Fairfield Gardens started in 2007 but it was the issue of beauty miles that made us stop and reconsider our direction. We are on a mission to create a line of products not only produced in the UK, but which contain a high proportion of ingredients that are grown, produced or manufactured in the UK – something that you just don’t see on the High Street. 

Our multi-award winning range of lip balms are the first step on the way to realising that dream.  We use at least 75% British ingredients in all of our lip balms, and we are always on the lookout for new home-grown ingredients to help us push that percentage ever higher.  

But it’s not just a gimmick.  We are committed to producing quality products that are effective. Our awards and positive feedback from our customers can attest to that. 

There’s no denying that there are some amazing ingredients and products that come from abroad, but we aim to show that skincare ingredients don't have to be exotic to be effective. There is a wealth of untapped natural goodness that is being under-used right here at home. 
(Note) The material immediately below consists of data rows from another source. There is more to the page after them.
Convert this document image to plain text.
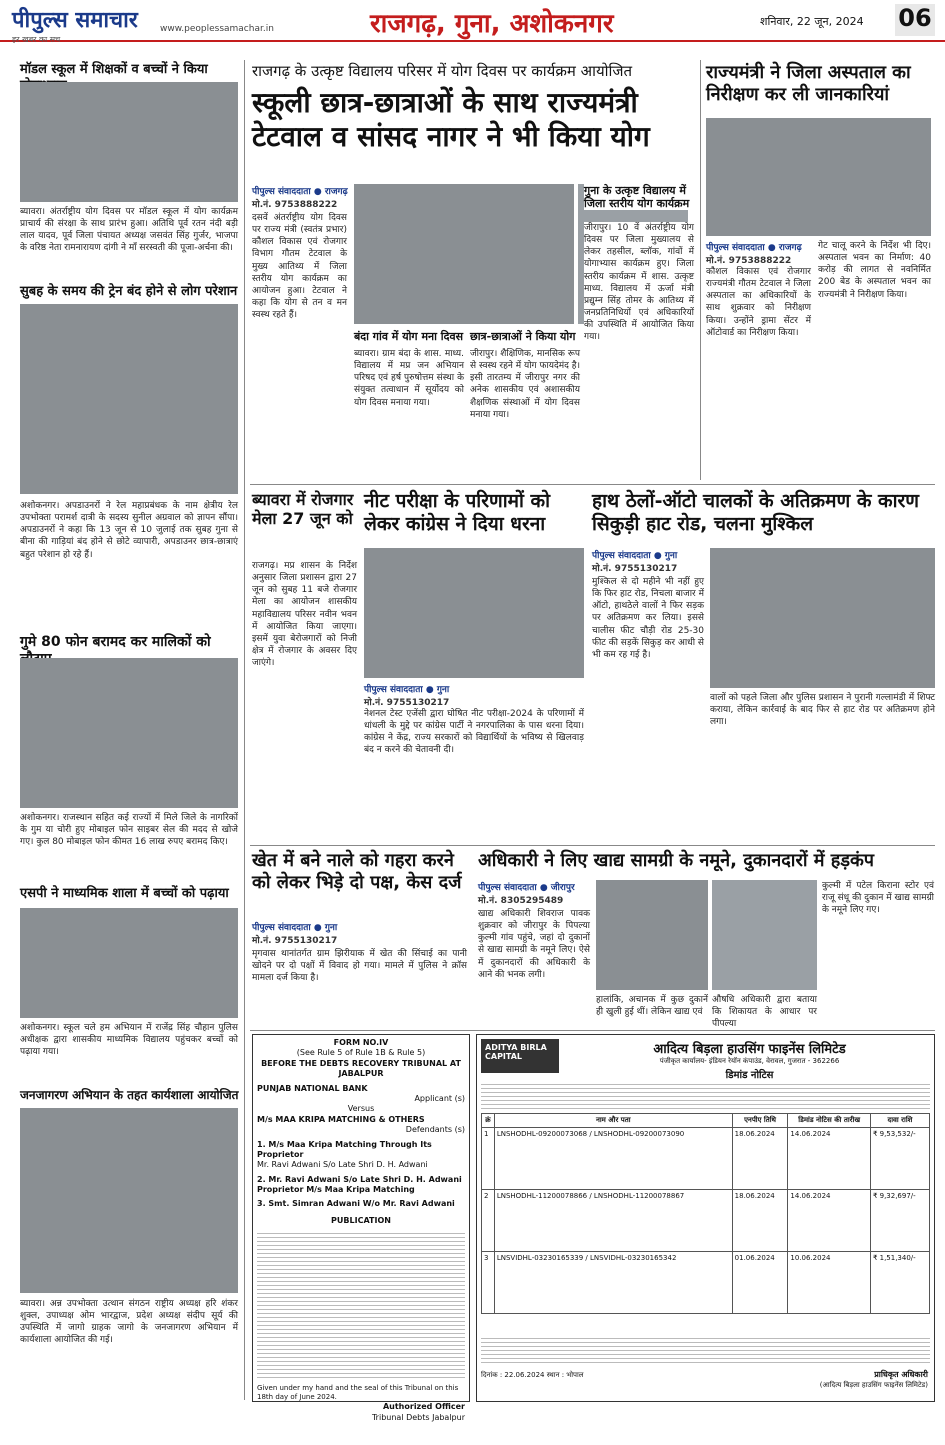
पीपुल्स समाचार
हर खबर का सच
www.peoplessamachar.in	राजगढ़, गुना, अशोकनगर	शनिवार, 22 जून, 2024 06
मॉडल स्कूल में शिक्षकों व बच्चों ने किया
ब्यावरा। अंतर्राष्ट्रीय योग दिवस पर मॉडल स्कूल में योग कार्यक्रम प्राचार्य की संरक्षा के साथ प्रारंभ हुआ। अतिथि पूर्व रतन नंदी बड़ी लाल यादव, पूर्व जिला पंचायत अध्यक्ष जसवंत सिंह गुर्जर, भाजपा के वरिष्ठ नेता रामनारायण दांगी ने माँ सरस्वती की पूजा-अर्चना की।
सुबह के समय की ट्रेन बंद होने से लोग परेशान
अशोकनगर। अपडाउनरों ने रेल महाप्रबंधक के नाम क्षेत्रीय रेल उपभोक्ता परामर्श दात्री के सदस्य सुनील अग्रवाल को ज्ञापन सौंपा। अपडाउनरों ने कहा कि 13 जून से 10 जुलाई तक सुबह गुना से बीना की गाड़ियां बंद होने से छोटे व्यापारी, अपडाउनर छात्र-छात्राएं बहुत परेशान हो रहे हैं।
गुमे 80 फोन बरामद कर मालिकों को
अशोकनगर। राजस्थान सहित कई राज्यों में मिले जिले के नागरिकों के गुम या चोरी हुए मोबाइल फोन साइबर सेल की मदद से खोजे गए। कुल 80 मोबाइल फोन कीमत 16 लाख रुपए बरामद किए।
एसपी ने माध्यमिक शाला में बच्चों को पढ़ाया
अशोकनगर। स्कूल चले हम अभियान में राजेंद्र सिंह चौहान पुलिस अधीक्षक द्वारा शासकीय माध्यमिक विद्यालय पहुंचकर बच्चों को पढ़ाया गया।
जनजागरण अभियान के तहत कार्यशाला आयोजित
ब्यावरा। अन्न उपभोक्ता उत्थान संगठन राष्ट्रीय अध्यक्ष हरि शंकर शुक्ल, उपाध्यक्ष ओम भारद्वाज, प्रदेश अध्यक्ष संदीप सूर्य की उपस्थिति में जागो ग्राहक जागो के जनजागरण अभियान में कार्यशाला आयोजित की गई।
राजगढ़ के उत्कृष्ट विद्यालय परिसर में योग दिवस पर कार्यक्रम आयोजित
स्कूली छात्र-छात्राओं के साथ राज्यमंत्री टेटवाल व सांसद नागर ने भी किया योग
पीपुल्स संवाददाता ● राजगढ़
मो.नं. 9753888222
दसवें अंतर्राष्ट्रीय योग दिवस पर राज्य मंत्री (स्वतंत्र प्रभार) कौशल विकास एवं रोजगार विभाग गौतम टेटवाल के मुख्य आतिथ्य में जिला स्तरीय योग कार्यक्रम का आयोजन हुआ। टेटवाल ने कहा कि योग से तन व मन स्वस्थ रहते हैं।
बंदा गांव में योग मना दिवस
ब्यावरा। ग्राम बंदा के शास. माध्य. विद्यालय में मप्र जन अभियान परिषद एवं हर्ष पुरुषोत्तम संस्था के संयुक्त तत्वाधान में सूर्योदय को योग दिवस मनाया गया।
छात्र-छात्राओं ने किया योग
जीरापुर। शैक्षिणिक, मानसिक रूप से स्वस्थ रहने में योग फायदेमंद है। इसी तारतम्य में जीरापुर नगर की अनेक शासकीय एवं अशासकीय शैक्षणिक संस्थाओं में योग दिवस मनाया गया।
गुना के उत्कृष्ट विद्यालय में जिला स्तरीय योग कार्यक्रम
जीरापुर। 10 वें अंतर्राष्ट्रीय योग दिवस पर जिला मुख्यालय से लेकर तहसील, ब्लॉक, गांवों में योगाभ्यास कार्यक्रम हुए। जिला स्तरीय कार्यक्रम में शास. उत्कृष्ट माध्य. विद्यालय में ऊर्जा मंत्री प्रद्युम्न सिंह तोमर के आतिथ्य में जनप्रतिनिधियों एवं अधिकारियों की उपस्थिति में आयोजित किया गया।
राज्यमंत्री ने जिला अस्पताल का निरीक्षण कर ली जानकारियां
पीपुल्स संवाददाता ● राजगढ़
मो.नं. 9753888222
कौशल विकास एवं रोजगार राज्यमंत्री गौतम टेटवाल ने जिला अस्पताल का अधिकारियों के साथ शुक्रवार को निरीक्षण किया। उन्होंने ड्रामा सेंटर में ऑटोवार्ड का निरीक्षण किया।
गेट चालू करने के निर्देश भी दिए। अस्पताल भवन का निर्माण: 40 करोड़ की लागत से नवनिर्मित 200 बेड के अस्पताल भवन का राज्यमंत्री ने निरीक्षण किया।
ब्यावरा में रोजगार मेला 27 जून को
राजगढ़। मप्र शासन के निर्देश अनुसार जिला प्रशासन द्वारा 27 जून को सुबह 11 बजे रोजगार मेला का आयोजन शासकीय महाविद्यालय परिसर नवीन भवन में आयोजित किया जाएगा। इसमें युवा बेरोजगारों को निजी क्षेत्र में रोजगार के अवसर दिए जाएंगे।
नीट परीक्षा के परिणामों को लेकर कांग्रेस ने दिया धरना
पीपुल्स संवाददाता ● गुना
मो.नं. 9755130217
नेशनल टेस्ट एजेंसी द्वारा घोषित नीट परीक्षा-2024 के परिणामों में धांधली के मुद्दे पर कांग्रेस पार्टी ने नगरपालिका के पास धरना दिया। कांग्रेस ने केंद्र, राज्य सरकारों को विद्यार्थियों के भविष्य से खिलवाड़ बंद न करने की चेतावनी दी।
हाथ ठेलों-ऑटो चालकों के अतिक्रमण के कारण सिकुड़ी हाट रोड, चलना मुश्किल
पीपुल्स संवाददाता ● गुना
मो.नं. 9755130217
मुश्किल से दो महीने भी नहीं हुए कि फिर हाट रोड, निचला बाजार में ऑटो, हाथठेले वालों ने फिर सड़क पर अतिक्रमण कर लिया। इससे चालीस फीट चौड़ी रोड 25-30 फीट की सड़कें सिकुड़ कर आधी से भी कम रह गई है।
वालों को पहले जिला और पुलिस प्रशासन ने पुरानी गल्लामंडी में शिफ्ट कराया, लेकिन कार्रवाई के बाद फिर से हाट रोड पर अतिक्रमण होने लगा।
खेत में बने नाले को गहरा करने को लेकर भिड़े दो पक्ष, केस दर्ज
पीपुल्स संवाददाता ● गुना
मो.नं. 9755130217
मृगवास थानांतर्गत ग्राम झिरीयाक में खेत की सिंचाई का पानी खोदने पर दो पक्षों में विवाद हो गया। मामले में पुलिस ने क्रॉस मामला दर्ज किया है।
अधिकारी ने लिए खाद्य सामग्री के नमूने, दुकानदारों में हड़कंप
पीपुल्स संवाददाता ● जीरापुर
मो.नं. 8305295489
खाद्य अधिकारी शिवराज पावक शुक्रवार को जीरापुर के पिपल्या कुल्मी गांव पहुंचे, जहां दो दुकानों से खाद्य सामग्री के नमूने लिए। ऐसे में दुकानदारों की अधिकारी के आने की भनक लगी।
हालांकि, अचानक में कुछ दुकानें ही खुली हुई थीं। लेकिन खाद्य एवं
औषधि अधिकारी द्वारा बताया कि शिकायत के आधार पर पीपल्या
कुल्मी में पटेल किराना स्टोर एवं राजू संधू की दुकान में खाद्य सामग्री के नमूने लिए गए।
FORM NO.IV
(See Rule 5 of Rule 1B & Rule 5)
BEFORE THE DEBTS RECOVERY TRIBUNAL AT JABALPUR
PUNJAB NATIONAL BANK
Applicant (s)
Versus
M/s MAA KRIPA MATCHING & OTHERS
Defendants (s)
1. M/s Maa Kripa Matching Through Its Proprietor
Mr. Ravi Adwani S/o Late Shri D. H. Adwani
2. Mr. Ravi Adwani S/o Late Shri D. H. Adwani Proprietor M/s Maa Kripa Matching
3. Smt. Simran Adwani W/o Mr. Ravi Adwani
PUBLICATION
Given under my hand and the seal of this Tribunal on this 18th day of June 2024.
Authorized Officer
Tribunal Debts Jabalpur
ADITYA BIRLA CAPITAL	आदित्य बिड़ला हाउसिंग फाइनेंस लिमिटेड
पंजीकृत कार्यालय- इंडियन रेयॉन कंपाउंड, वेरावल, गुजरात - 362266
डिमांड नोटिस
क्रं	नाम और पता	एनपीए तिथि	डिमांड नोटिस की तारीख	दावा राशि
1	LNSHODHL-09200073068 / LNSHODHL-09200073090	18.06.2024	14.06.2024	₹ 9,53,532/-
2	LNSHODHL-11200078866 / LNSHODHL-11200078867	18.06.2024	14.06.2024	₹ 9,32,697/-
3	LNSVIDHL-03230165339 / LNSVIDHL-03230165342	01.06.2024	10.06.2024	₹ 1,51,340/-
दिनांक : 22.06.2024 स्थान : भोपाल	प्राधिकृत अधिकारी
(आदित्य बिड़ला हाउसिंग फाइनेंस लिमिटेड)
Fields of oil seed rape are a familiar sight in the summer, but wouldn't it be wonderful to see more fields of lavender, calendula, chamomile, cornflowers, borage and the like?  And with food farming being increasingly pressed by supermarket practices leading to low margins for farmers and high volumes of waste, who knows, creating a demand for home-grown skincare might even help to revive the British farming industry!

It might take a bit of looking to find the right products, but there are wonderful websites out there like Sophia's Choice and Love Lula, which have brought together some great British skincare brands. Also sites like Make it British and Britipedia list all manner of British-made goods - from clothes to appliances. 

So try to seek out natural skincare (and other) products that are made in Britain and ideally, if you can find them, choose products that use British ingredients too, like Fairfield Gardens Lip Balms.